Euro Losses On Italy Referendum Outcome May Be Fleeting

The Euro underperformed in overnight trade after Italians resounding rejected a proposed constitutional change making it easier for a ruling government to remain in power in a referendum over the weekend. Prime Minister Matteo Renzi, who backed the measure, said he would resign following the loss.

The news stoked soured market-wide sentiment, with the anti-risk US Dollar and Japanese Yen trading higher while Asian stocks and S&P 500 futures fell. Financial markets are worried that Mr Renzi’s departure will usher the anti-Euro Five-Star Movement (M5S) into power.

The referendum outcome may be a blessing in disguise for markets trembling at the thought of what may happen if an administration determined to take the Eurozone’s third-largest member out of monetary union. The “no” vote likely means M5S can’t take power without forming a coalition, a move it staunchly opposes.

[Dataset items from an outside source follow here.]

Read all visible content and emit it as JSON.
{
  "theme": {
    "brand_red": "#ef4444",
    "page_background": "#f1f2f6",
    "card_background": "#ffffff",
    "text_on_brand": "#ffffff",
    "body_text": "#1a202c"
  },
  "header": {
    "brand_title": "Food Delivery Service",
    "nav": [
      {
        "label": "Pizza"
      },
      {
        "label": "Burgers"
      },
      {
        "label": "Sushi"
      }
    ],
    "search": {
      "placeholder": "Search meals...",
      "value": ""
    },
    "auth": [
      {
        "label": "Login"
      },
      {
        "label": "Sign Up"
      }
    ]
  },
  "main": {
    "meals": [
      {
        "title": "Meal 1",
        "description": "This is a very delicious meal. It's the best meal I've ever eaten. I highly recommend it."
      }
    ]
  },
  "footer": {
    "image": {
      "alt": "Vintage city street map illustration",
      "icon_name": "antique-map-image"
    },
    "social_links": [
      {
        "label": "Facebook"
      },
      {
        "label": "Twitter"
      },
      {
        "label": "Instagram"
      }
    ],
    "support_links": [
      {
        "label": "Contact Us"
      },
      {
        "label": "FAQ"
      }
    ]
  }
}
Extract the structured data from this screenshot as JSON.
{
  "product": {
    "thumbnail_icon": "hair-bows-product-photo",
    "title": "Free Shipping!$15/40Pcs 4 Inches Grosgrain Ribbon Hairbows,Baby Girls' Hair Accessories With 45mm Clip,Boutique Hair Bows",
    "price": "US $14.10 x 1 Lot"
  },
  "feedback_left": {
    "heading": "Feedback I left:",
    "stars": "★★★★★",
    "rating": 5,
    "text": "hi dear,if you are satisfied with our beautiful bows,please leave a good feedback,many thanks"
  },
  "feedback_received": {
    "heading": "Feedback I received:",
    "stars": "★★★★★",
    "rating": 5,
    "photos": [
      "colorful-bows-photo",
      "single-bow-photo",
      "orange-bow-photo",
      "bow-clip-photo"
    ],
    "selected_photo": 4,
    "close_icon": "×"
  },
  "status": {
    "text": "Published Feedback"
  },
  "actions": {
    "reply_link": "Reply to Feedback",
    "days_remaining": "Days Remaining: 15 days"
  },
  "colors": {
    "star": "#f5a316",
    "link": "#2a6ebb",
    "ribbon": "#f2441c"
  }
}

Near-term uncertainty may keep pressure the single currency for now but follow-through might prove challenging as the ECB rate decision looms ahead. Significant changes to the central bank’s stimulus effort are expected and traders probably won’t want to show strong directional commitment until detail emerge.

The New Zealand Dollar likewise faced selling pressure as Prime Minister John Key unexpectedly announced that he will step down from his post and opt not to contest next year’s election. The markets were caught unprepared for the announcement, triggering a knee-jerk selloff.

Looking ahead, November’s service-sector and composite UK PMI readings headline the European data docket. The outcomes may not generate a significant response from the British Pound however as traders wait for the UK Supreme Court to decide if the government needs Parliament’s approval to trigger Brexit.

The administration is appealing a High Court decision that held Prime Minister May can’t unilaterally trigger Article 50 of the Lisbon Treaty formally initiating the UK exit from the EU. Markets see a need to go through Parliament as likely to yield a “soft” rupture that keeps access to the single market vs. the “hard” alternative.